Contrasting the genetic diversity of the human X chromosome (X) and autosomes has facilitated understanding historical differences between males and females and the influence of natural selection. ...Previous studies based on smaller data sets have left questions regarding how empirical patterns extend to additional populations and which forces can explain them. Here, we address these questions by analyzing the ratio of X-to-autosomal (X/A) nucleotide diversity with the complete genomes of 569 females from 14 populations. Results show that X/A diversity is similar within each continental group but notably lower in European (EUR) and East Asian (ASN) populations than in African (AFR) populations. X/A diversity increases in all populations with increasing distance from genes, highlighting the stronger impact of diversity-reducing selection on X than on the autosomes.
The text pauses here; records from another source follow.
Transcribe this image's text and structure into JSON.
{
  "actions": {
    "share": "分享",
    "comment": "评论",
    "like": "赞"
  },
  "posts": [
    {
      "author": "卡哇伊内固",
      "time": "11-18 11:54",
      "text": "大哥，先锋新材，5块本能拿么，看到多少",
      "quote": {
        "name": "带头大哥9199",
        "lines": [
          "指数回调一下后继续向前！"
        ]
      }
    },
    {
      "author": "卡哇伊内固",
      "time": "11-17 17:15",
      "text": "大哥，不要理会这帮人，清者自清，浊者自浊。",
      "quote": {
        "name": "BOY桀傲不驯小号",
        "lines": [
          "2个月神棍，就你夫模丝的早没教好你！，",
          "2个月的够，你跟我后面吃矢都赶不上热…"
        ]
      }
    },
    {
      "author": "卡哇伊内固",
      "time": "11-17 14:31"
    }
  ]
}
However, relative X/A diversity (between two populations) is invariant with distance from genes, suggesting that selection does not drive the relative reduction in X/A diversity in non-Africans (0.842 ± 0.012 for EUR-to-AFR and 0.820 ± 0.032 for ASN-to-AFR comparisons). Finally, an array of models with varying population bottlenecks, expansions, and migration from the latest studies of human demographic history account for about half of the observed reduction in relative X/A diversity from the expected value of 1. They predict values between 0.91 and 0.94 for EUR-to-AFR comparisons and between 0.91 and 0.92 for ASN-to-AFR comparisons. Further reductions can be predicted by more extreme demographic events in excess of those captured by the latest studies but, in the absence of these, also by historical sex-biased demographic events or other processes.